İngiltere’de son haftalarda hükümetin vergi kesintisi planını açıklaması ve çabucak akabinde gelen U dönüşü kararı iktisatta ve parti içinde çalkantılara neden oldu. Bugün Muhafazakar Parti konferansının son gününde konuşma yapan Başbakan Liz Truss, yükselen sesleri yatıştırmayı ve milletvekillerinin dayanağını kazanmayı hedefliyor.
23 Eylül’de Maliye Bakanı Kwasi Kwarteng’in bir jenerasyonun gördüğü en büyük vergi kesintisi paketini açıklamasının akabinde İngiltere iktisadı büyük bir türbülansa girdi ve İngiliz sterlini Amerikan doları karşısında rekor düzeylere geriledi.

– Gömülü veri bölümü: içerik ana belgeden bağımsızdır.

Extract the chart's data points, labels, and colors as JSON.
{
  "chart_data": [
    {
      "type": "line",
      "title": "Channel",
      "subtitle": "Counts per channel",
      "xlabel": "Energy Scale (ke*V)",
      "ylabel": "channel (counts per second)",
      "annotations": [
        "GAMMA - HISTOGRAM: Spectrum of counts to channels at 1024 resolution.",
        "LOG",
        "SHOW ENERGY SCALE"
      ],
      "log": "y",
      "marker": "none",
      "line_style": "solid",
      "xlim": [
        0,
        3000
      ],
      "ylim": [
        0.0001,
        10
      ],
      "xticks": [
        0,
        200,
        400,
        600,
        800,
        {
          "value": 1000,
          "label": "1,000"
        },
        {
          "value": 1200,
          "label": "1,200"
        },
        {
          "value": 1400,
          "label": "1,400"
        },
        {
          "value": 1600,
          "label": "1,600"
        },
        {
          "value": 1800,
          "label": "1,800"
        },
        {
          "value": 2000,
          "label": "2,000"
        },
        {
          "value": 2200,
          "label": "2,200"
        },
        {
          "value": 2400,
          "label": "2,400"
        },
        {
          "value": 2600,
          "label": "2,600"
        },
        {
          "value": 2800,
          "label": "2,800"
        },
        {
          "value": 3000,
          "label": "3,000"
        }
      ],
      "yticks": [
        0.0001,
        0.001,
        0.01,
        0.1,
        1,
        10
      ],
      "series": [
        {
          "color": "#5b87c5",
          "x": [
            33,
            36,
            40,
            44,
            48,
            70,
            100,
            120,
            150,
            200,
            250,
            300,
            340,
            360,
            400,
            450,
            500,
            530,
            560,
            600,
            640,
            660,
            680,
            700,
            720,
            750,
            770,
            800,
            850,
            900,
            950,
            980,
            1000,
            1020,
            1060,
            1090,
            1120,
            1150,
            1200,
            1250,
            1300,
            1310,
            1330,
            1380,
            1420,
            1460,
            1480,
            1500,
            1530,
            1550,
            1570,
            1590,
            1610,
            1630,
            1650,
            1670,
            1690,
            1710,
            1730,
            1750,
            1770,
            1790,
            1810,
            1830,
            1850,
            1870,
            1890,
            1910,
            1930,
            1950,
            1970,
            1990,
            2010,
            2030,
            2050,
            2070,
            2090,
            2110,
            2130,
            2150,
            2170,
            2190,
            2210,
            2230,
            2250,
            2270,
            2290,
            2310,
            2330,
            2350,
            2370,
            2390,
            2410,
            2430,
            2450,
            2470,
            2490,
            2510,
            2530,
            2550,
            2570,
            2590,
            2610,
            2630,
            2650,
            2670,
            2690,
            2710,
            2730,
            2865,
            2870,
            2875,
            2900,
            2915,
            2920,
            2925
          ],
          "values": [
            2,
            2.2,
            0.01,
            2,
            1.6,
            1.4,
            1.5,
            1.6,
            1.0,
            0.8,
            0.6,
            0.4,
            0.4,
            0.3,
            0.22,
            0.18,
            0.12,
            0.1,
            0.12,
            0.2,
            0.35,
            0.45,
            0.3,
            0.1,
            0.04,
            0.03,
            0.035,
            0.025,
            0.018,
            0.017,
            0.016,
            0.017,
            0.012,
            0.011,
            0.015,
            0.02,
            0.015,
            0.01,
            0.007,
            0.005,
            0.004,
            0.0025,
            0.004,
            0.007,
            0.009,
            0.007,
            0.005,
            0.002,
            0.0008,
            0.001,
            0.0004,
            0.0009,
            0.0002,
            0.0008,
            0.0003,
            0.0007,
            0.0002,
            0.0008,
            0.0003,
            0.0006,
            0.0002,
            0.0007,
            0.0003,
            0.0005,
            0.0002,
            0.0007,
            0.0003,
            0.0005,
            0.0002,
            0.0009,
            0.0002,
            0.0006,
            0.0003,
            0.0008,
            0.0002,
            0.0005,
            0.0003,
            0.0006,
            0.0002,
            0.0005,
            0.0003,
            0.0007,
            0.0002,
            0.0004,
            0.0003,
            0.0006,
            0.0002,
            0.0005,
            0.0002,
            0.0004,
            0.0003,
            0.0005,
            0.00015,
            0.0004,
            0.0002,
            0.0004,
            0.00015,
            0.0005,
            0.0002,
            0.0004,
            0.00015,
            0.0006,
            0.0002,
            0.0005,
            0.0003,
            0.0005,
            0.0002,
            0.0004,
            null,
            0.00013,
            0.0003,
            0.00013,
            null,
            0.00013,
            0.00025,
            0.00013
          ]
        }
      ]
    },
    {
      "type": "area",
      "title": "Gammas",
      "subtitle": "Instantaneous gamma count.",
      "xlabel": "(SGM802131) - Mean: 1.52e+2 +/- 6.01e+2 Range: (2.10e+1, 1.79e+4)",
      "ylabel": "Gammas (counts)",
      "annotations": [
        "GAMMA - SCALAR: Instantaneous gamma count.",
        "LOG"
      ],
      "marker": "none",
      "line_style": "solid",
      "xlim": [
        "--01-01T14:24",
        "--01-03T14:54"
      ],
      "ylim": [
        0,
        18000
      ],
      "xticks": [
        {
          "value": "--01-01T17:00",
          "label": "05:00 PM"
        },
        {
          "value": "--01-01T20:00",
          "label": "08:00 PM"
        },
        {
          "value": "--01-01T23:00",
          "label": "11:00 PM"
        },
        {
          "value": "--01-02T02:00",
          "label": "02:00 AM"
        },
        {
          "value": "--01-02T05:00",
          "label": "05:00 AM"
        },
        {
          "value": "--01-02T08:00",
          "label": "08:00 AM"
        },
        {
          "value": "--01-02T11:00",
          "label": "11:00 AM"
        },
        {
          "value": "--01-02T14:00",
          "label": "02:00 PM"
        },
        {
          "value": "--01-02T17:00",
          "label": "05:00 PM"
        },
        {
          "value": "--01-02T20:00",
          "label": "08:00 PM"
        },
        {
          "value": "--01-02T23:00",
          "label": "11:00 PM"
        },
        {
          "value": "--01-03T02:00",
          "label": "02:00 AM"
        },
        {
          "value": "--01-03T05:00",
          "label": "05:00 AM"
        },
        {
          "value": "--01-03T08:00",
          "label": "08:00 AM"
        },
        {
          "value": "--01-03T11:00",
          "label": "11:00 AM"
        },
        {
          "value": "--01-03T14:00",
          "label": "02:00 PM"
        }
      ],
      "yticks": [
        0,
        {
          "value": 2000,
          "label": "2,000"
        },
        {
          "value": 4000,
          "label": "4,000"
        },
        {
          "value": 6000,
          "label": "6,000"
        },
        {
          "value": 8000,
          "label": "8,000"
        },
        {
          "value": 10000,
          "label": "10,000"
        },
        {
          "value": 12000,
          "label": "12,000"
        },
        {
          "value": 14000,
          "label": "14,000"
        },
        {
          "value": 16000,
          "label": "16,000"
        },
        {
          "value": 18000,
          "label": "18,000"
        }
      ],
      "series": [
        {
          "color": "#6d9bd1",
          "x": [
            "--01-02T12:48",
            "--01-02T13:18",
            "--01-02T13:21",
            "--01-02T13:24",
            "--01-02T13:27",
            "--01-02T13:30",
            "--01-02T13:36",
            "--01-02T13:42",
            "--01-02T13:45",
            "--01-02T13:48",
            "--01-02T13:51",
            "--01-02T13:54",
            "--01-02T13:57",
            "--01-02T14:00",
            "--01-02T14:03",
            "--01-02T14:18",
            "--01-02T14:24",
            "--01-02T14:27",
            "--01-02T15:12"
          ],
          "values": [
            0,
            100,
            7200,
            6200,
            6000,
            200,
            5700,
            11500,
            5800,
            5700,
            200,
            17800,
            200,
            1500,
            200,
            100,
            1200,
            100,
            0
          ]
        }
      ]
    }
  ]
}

Ardından İngiltere Merkez Bankası uzun vadeli tahvillerde 65 milyar sterlinlik süreksiz alım müdahalesi yaptı.
Kwarteng, 10 gün sonra yüksek gelir kümesinin vergisini 45’ten 40’a çeken bütçe düzenlemesi teklifini geri çektiğini açıkladı.

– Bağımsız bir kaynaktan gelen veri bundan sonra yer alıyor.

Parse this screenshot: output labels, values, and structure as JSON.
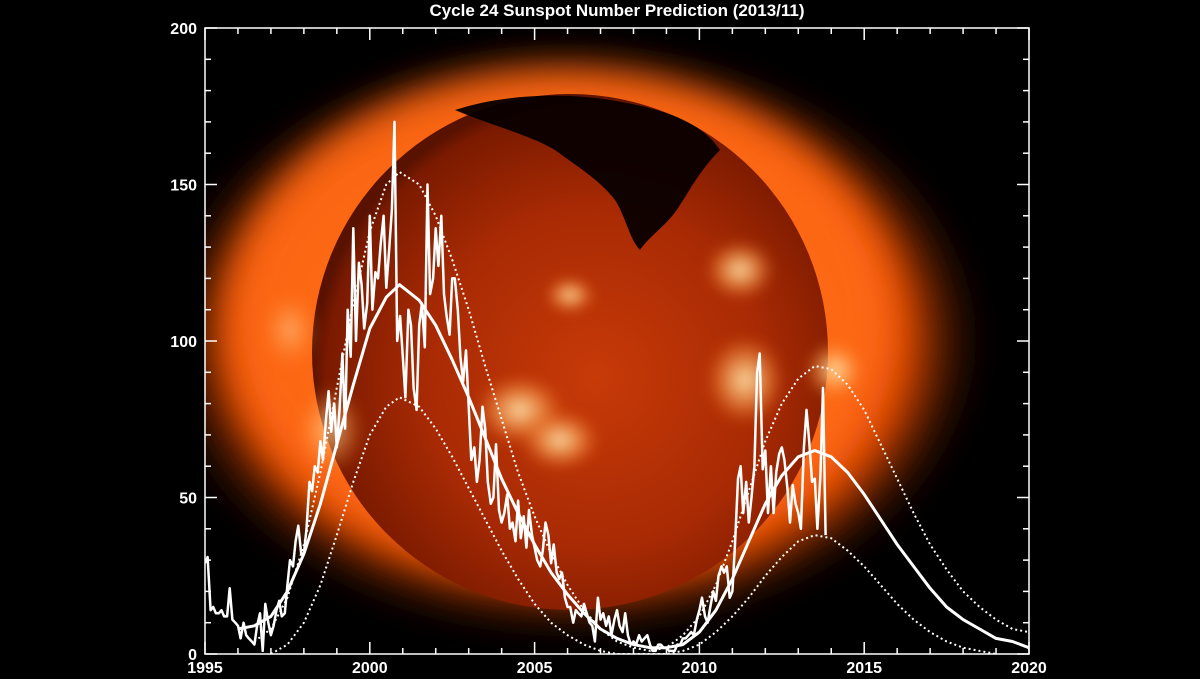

Bu sırada 2030 yılına kadar İngiltere’yi bağımsız bir yeşil “süper güç” pozisyonuna getirmeyi ve bu sayede ekonomik büyüme sağlamayı hedefleyen yeni bir kalkınma stratejisi açıklayan Personel Partisi, kamuoyu yoklamalarında Muhafazakar Parti’nin önüne geçti.
Basın, hükümetin vergi siyasetinden kimin sorumlu olduğunu öğrenmeye çalışırken şimdi vazifedeki bir ayını yeni dolduran Başbakan Truss, Maliye Bakanı’na işaret etti.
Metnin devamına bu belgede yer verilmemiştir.